Playing For Keeps: Cate Le Bon's Favourite Albums | Page 8 of 14 | The Quietus

Baker's Dozen

Artists discuss the 13 records that shaped their lives

7. Ariel PinkBefore Today

I sometimes worry that I don’t like current music. I remember when I was thinking about today’s interview that I was so glad this is a current album. Well, actually it’s four or five years old. When I first heard this album it blew my mind – it has hit after hit. There is a conviction he has when he does things that could possibly be deemed as being cheesy or not cool and this conviction overshadows all of that and it is wholly satisfying.

I knew of him before, but it was a wonderful surprise to hear this music. You hear a song like ‘Round And Round’ and it is epic – it’s like a mini-musical with all the different parts – and everything is so intricate, be it the percussion or the different vocal parts. I think it is a masterpiece.

It was really wonderful discovering him and finding that he had a trail of all these really bizarre records that he had been doing for years. You could buy all these weird albums – he was beatboxing on some of them – and I loved generally finding out all of his history.
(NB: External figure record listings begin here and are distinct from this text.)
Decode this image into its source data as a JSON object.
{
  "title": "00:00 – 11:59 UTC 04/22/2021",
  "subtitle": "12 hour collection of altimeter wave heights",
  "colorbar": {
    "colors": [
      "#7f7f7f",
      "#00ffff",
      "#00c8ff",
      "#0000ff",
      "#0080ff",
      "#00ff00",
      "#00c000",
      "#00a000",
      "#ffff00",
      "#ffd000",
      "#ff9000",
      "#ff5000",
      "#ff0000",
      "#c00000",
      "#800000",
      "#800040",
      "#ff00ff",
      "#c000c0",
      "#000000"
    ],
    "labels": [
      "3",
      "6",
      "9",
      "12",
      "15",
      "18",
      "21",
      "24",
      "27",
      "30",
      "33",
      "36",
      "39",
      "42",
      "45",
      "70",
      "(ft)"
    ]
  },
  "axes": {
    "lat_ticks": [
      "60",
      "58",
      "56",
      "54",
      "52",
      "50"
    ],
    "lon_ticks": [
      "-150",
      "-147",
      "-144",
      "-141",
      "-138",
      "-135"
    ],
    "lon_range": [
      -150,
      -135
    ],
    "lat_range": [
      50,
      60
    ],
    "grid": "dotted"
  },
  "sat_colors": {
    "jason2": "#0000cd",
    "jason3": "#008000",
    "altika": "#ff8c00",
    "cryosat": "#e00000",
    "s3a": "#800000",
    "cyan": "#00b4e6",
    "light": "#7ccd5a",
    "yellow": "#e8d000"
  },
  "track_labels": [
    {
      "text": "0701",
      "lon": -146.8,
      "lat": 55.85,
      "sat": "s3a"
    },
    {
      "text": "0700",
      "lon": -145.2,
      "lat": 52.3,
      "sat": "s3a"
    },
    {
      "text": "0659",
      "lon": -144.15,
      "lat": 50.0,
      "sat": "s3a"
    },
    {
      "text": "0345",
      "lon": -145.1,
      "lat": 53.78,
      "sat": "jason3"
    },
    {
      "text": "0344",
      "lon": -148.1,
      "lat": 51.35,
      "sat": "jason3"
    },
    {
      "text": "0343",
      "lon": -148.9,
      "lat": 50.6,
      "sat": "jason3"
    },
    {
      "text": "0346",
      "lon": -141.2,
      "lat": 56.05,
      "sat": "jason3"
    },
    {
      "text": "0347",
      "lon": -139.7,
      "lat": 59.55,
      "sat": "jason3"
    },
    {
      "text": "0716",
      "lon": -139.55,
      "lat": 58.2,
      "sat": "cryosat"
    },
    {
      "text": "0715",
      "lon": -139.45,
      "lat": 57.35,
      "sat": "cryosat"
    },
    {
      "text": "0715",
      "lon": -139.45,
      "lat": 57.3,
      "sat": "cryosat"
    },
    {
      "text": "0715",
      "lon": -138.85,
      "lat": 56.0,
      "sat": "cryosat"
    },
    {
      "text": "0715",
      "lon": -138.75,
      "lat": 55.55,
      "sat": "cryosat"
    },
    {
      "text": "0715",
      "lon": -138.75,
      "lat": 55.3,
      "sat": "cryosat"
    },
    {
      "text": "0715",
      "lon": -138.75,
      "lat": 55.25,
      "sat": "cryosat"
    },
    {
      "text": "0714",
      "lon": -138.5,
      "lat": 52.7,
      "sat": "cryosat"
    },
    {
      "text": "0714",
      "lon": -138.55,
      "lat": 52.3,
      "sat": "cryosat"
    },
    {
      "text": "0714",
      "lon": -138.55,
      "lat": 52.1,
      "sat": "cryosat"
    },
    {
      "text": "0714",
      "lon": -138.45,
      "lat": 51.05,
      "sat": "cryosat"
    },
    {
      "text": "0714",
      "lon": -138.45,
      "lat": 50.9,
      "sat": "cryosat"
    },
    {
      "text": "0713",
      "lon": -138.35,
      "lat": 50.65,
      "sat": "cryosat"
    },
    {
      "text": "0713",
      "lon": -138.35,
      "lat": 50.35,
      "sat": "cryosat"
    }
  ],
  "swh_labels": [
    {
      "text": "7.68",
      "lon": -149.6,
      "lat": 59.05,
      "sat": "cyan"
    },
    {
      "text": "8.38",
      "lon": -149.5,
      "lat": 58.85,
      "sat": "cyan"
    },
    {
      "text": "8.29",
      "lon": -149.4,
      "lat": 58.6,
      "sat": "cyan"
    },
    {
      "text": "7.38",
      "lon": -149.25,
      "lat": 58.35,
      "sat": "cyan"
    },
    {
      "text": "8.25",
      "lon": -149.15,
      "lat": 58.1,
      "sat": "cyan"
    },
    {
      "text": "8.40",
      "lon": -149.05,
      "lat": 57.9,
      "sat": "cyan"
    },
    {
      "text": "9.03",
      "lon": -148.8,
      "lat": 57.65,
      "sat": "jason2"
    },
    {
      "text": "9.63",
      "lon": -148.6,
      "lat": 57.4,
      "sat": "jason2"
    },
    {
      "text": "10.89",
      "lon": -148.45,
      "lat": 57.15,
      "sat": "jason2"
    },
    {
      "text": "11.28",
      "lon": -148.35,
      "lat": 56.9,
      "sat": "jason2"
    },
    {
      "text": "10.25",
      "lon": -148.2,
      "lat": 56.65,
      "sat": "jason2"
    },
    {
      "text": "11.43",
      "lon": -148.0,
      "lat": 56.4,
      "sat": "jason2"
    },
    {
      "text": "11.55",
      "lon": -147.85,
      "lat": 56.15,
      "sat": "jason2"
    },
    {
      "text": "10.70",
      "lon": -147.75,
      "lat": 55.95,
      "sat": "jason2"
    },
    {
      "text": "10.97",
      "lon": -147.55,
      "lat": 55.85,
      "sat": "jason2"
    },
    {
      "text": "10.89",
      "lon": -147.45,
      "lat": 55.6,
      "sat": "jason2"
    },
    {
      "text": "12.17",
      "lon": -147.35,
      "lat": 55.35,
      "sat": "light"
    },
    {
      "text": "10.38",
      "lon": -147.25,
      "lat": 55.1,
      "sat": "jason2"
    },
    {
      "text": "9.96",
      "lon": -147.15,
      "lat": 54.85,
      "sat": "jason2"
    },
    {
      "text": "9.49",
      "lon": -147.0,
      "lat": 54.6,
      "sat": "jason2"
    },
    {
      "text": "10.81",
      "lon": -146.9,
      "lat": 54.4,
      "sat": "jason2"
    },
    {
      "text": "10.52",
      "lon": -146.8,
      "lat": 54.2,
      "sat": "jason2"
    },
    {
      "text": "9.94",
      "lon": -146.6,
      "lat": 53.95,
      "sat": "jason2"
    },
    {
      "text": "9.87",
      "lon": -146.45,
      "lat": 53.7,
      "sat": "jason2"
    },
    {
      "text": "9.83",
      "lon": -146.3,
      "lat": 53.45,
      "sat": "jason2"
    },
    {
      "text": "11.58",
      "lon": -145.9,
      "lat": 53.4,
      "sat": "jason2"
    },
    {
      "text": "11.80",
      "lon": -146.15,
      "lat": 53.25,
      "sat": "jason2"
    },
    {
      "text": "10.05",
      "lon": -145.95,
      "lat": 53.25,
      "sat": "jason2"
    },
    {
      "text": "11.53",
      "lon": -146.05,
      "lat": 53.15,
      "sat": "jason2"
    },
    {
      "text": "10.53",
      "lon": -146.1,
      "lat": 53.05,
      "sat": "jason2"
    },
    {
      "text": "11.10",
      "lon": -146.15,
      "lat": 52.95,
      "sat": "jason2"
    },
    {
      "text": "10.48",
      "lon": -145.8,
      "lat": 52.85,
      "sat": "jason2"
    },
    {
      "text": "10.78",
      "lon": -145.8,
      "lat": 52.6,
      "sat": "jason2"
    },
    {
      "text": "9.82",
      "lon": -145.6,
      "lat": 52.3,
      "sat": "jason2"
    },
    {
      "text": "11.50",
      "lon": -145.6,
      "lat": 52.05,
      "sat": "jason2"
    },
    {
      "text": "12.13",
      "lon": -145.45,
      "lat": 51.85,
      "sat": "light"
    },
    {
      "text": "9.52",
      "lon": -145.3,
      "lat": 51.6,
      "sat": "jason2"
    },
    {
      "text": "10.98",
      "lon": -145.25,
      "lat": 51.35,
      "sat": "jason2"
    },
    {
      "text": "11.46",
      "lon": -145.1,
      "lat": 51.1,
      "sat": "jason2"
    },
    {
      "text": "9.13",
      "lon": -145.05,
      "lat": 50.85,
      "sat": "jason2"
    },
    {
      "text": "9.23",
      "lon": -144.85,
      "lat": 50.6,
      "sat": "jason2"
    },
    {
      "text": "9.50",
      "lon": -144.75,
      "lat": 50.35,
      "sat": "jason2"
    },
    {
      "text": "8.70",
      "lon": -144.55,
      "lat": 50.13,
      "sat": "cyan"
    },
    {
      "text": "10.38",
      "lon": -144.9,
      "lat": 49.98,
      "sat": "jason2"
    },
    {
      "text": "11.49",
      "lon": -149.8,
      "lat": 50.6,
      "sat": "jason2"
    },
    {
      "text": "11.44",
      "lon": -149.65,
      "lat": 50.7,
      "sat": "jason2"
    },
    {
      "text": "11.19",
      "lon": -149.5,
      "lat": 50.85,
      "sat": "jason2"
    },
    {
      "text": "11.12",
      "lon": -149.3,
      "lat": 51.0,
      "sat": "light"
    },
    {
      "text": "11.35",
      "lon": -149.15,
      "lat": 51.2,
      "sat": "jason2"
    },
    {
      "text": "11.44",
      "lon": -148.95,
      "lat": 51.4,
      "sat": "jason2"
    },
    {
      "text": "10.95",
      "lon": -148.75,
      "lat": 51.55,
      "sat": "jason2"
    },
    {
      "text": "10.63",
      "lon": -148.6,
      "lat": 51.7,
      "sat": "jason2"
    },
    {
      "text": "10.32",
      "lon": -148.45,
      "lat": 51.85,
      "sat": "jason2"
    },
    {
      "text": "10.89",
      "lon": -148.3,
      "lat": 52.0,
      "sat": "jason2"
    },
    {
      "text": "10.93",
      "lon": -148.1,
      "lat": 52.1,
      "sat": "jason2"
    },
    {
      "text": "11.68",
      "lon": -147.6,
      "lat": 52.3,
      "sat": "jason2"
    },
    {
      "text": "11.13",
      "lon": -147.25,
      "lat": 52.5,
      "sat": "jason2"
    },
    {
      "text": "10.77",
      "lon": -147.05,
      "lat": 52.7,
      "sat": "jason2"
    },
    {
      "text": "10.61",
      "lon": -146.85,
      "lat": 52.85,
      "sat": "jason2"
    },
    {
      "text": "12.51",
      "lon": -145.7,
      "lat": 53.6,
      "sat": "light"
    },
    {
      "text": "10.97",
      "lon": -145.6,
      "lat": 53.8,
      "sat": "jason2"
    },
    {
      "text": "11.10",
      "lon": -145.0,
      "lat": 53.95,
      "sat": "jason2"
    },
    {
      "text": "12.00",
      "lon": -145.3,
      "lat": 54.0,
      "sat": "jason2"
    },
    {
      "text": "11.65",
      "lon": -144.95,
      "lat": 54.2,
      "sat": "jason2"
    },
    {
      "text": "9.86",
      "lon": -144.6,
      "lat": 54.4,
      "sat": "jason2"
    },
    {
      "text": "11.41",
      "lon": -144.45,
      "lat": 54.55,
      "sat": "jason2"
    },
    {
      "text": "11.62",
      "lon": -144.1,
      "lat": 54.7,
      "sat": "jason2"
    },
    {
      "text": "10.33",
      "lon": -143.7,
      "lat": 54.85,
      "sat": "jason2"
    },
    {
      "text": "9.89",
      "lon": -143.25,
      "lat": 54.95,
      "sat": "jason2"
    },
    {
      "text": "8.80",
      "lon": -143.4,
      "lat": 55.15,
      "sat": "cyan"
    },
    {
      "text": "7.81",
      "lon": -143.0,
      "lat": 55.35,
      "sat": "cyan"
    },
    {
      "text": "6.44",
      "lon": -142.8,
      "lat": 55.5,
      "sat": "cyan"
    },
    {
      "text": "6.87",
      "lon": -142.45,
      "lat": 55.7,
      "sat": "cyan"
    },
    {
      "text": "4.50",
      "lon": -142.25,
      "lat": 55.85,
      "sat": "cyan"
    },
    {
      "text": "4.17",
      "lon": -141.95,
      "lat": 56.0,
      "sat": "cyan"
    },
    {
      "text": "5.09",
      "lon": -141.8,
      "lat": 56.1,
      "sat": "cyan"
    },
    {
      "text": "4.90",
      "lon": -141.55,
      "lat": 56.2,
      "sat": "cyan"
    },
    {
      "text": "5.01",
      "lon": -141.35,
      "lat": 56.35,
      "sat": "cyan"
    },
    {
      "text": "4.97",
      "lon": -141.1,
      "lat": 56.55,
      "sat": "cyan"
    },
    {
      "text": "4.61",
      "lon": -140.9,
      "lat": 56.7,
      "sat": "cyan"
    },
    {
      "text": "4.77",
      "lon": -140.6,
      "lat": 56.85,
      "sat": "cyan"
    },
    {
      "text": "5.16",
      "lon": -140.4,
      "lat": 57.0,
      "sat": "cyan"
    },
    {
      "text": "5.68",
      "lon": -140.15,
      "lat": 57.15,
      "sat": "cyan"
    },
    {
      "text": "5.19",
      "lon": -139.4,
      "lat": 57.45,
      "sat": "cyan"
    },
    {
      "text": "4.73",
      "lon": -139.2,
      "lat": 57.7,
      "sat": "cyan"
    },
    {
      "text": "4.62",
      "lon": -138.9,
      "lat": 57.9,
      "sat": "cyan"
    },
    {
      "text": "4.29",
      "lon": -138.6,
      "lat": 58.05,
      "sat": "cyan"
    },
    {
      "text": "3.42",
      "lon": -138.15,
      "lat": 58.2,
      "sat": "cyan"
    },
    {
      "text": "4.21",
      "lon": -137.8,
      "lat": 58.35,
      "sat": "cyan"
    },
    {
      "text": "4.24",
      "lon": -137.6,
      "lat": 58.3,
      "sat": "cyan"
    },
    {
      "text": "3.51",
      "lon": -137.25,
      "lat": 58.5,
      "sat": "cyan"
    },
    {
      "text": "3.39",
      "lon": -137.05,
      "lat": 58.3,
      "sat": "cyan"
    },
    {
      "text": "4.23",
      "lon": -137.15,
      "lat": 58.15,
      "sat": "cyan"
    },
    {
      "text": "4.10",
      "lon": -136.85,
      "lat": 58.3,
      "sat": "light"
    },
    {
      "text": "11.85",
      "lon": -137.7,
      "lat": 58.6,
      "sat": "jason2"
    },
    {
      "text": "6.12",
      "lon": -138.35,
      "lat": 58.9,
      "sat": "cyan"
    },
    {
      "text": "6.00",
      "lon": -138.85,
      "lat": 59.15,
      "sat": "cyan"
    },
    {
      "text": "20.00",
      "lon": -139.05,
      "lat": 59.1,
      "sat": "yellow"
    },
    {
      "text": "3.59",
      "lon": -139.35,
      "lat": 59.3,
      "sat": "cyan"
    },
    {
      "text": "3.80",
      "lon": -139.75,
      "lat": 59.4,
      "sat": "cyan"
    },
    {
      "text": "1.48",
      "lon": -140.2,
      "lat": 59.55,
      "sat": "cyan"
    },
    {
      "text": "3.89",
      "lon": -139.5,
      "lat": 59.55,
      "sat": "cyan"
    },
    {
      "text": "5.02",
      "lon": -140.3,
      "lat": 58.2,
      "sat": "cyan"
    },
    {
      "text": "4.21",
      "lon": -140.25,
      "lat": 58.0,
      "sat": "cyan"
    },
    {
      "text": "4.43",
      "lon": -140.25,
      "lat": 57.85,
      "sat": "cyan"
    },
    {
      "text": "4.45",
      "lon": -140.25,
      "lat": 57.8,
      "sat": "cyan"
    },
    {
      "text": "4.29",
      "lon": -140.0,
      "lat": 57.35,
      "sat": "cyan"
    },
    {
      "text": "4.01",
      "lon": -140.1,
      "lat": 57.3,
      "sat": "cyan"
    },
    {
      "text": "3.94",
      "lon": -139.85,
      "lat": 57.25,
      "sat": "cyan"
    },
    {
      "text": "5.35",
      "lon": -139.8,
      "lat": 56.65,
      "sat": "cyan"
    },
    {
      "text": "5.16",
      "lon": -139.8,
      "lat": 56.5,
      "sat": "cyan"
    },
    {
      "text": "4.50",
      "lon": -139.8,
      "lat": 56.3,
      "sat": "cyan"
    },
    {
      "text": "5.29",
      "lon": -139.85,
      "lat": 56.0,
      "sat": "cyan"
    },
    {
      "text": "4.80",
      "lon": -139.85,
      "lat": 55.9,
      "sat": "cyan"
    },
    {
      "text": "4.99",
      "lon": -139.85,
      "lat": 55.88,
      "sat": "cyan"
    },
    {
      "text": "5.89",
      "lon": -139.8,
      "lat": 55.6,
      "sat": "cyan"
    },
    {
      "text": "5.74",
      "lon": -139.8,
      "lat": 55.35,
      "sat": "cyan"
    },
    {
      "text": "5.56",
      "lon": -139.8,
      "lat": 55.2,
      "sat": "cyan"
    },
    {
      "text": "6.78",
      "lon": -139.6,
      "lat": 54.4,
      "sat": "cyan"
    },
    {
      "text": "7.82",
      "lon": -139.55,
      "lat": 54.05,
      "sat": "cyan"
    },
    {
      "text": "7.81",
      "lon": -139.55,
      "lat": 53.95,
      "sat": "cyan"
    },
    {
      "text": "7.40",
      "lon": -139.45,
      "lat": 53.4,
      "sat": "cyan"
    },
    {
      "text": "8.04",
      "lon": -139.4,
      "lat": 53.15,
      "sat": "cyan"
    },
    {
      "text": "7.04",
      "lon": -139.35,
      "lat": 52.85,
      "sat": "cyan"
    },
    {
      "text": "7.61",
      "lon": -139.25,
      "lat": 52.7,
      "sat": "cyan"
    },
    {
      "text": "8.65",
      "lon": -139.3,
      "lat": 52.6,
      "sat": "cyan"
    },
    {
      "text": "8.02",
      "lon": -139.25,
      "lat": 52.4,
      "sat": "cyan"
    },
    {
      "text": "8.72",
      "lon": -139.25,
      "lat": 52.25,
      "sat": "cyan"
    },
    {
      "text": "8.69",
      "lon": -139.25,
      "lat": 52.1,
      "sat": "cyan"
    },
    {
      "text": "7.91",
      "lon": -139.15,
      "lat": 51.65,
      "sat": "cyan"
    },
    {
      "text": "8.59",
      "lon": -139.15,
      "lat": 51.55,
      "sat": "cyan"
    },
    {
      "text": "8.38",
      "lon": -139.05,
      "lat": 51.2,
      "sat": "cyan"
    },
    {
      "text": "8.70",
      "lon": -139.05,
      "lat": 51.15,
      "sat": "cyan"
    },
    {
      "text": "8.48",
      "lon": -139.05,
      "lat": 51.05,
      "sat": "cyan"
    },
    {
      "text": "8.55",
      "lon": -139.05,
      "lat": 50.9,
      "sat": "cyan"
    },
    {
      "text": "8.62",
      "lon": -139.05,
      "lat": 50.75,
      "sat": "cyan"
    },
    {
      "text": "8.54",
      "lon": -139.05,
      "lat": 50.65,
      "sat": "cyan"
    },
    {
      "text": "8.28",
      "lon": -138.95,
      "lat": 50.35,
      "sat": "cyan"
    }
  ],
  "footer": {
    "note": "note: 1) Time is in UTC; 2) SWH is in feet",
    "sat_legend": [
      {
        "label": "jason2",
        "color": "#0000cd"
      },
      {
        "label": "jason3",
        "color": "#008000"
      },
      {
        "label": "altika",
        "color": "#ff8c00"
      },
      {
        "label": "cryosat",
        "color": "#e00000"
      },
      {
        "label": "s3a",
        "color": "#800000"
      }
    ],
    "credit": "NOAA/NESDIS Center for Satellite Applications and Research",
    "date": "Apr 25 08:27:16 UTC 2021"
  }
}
He would tour and not turn up at gigs, or just lie on the ground and shout "I’m too ill to do this!" and leave, or he would just turn up with a bag of mixtapes and put them in a tape machine and sing karaoke.

I think there are a lot of faux eccentrics knocking around, so it is nice to find someone who is genuinely eccentric. It’s satisfying to know it comes from a real place. I was lucky enough to see him play in a church in Koreatown [in Los Angeles] about eight months ago. There is always a worry when you really love a record that a gig might not be as good. He came on stage wearing leopard-print trousers and a floral shirt and carrying a basket of flowers and told us he was Little Miss Riding Hood – it was just wholly entertaining. He is a real treasure.